Le succès de cette réforme s'explique donc par une véritable anticipation ayant permis une réflexion sereine, sans contrainte de temps, et une adhésion de l'ensemble des acteurs concernés, puisque le conseil national des greffiers de commerce soutenait la réforme.

Quant à la mise en oeuvre de la réforme, elle a été assurée par la profession elle-même. Comme l'ont précisé les représentants du conseil national des greffiers des tribunaux de commerce à vos co-rapporteurs, l'accompagnement de la réforme a été assuré par les greffiers30(*), qui ont pris à leur charge l'indemnisation de leurs confrères supprimés. Au total, 8 greffiers ne sont pas restés titulaires de leur charge.

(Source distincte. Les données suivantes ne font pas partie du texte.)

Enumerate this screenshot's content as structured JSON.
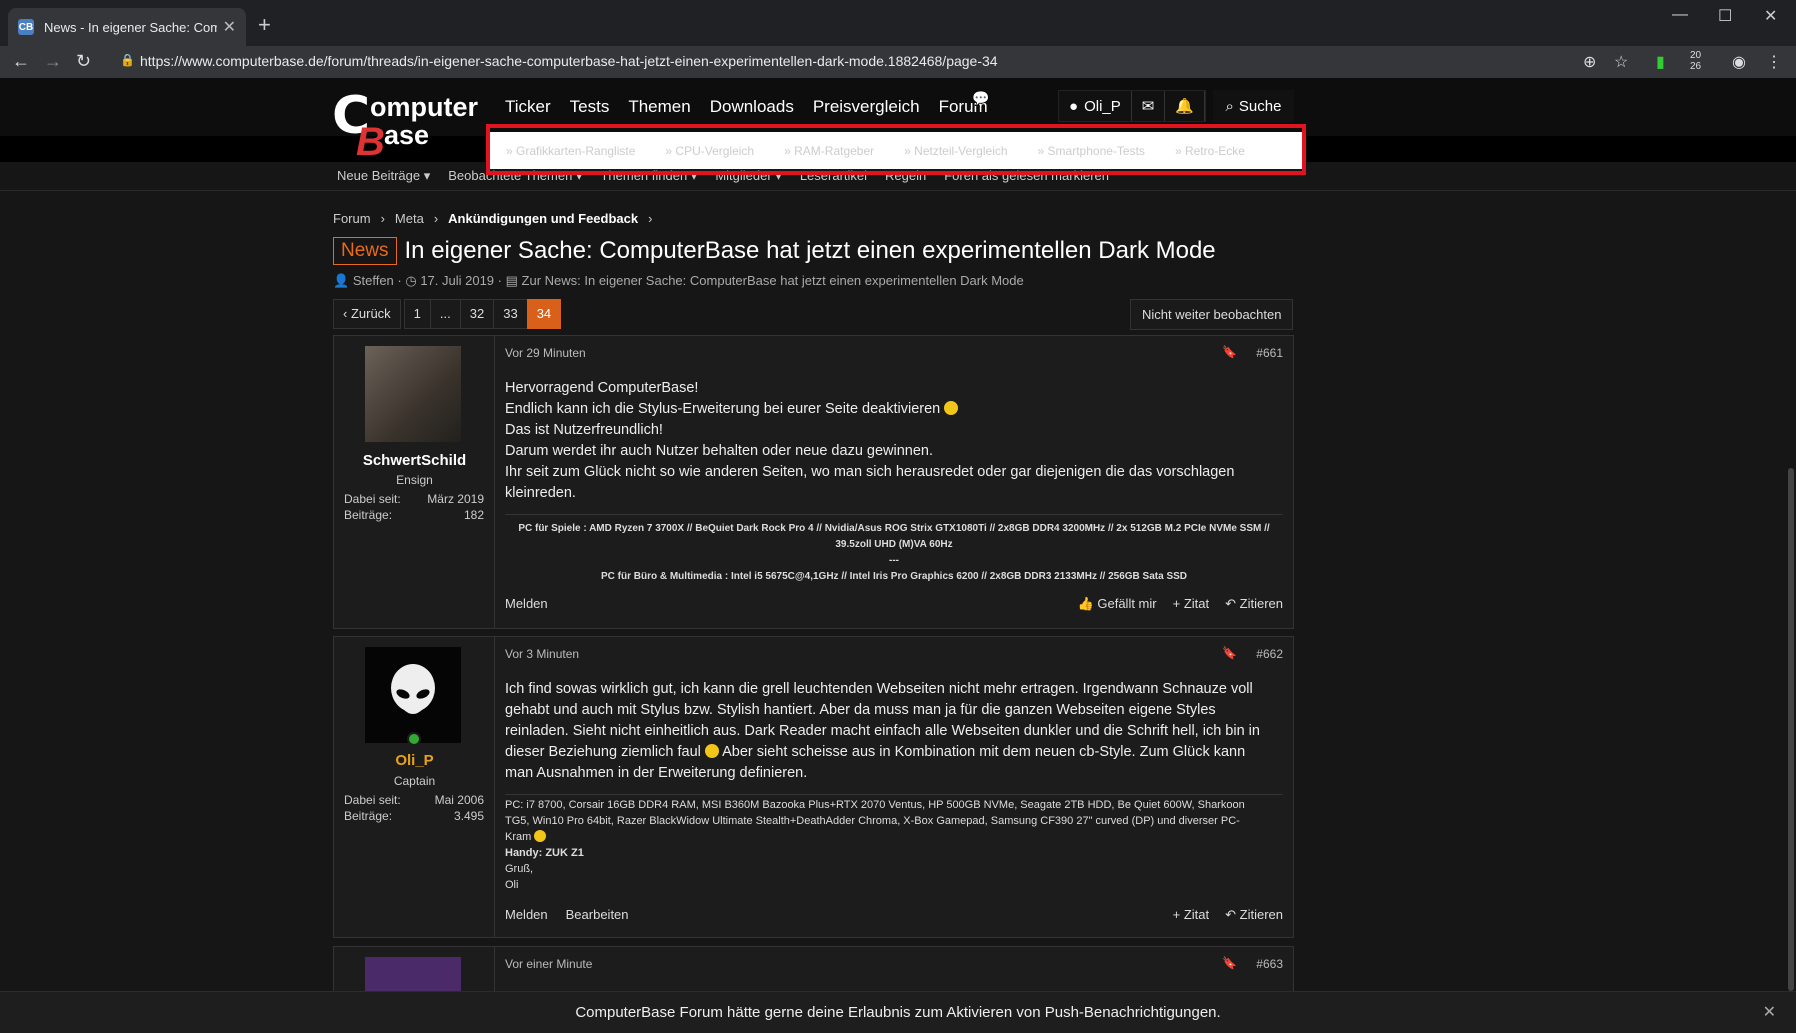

La profession a, en revanche, eu quelques difficultés à assurer la poursuite des contrats de travail des 170 salariés touchés par la réforme et a dû se séparer d'une soixantaine d'entre eux.


* 29 En outre, ils avaient proposé l'unification du contentieux commercial. En effet, en l'absence de tribunal de commerce dans un département, le tribunal de grande instance était compétent pour connaître des litiges relevant normalement de la juridiction consulaire (art. L. 721-2 du code de commerce). Cette proposition fut, elle aussi, reprise par la chancellerie. Cette unification a donné lieu à la création de 4 juridictions consulaires dans les départements qui n'en avaient pas jusque là.

* 30 En effet, les greffiers des tribunaux de commerce, officiers publics et ministériels, sont des professionnels libéraux, nommés par le garde des sceaux. La profession est représentée auprès des pouvoirs publics par le conseil national des greffiers des tribunaux de commerce. Le conseil, doté de la personnalité morale est chargé d'assurer la défense des intérêts collectifs de la profession.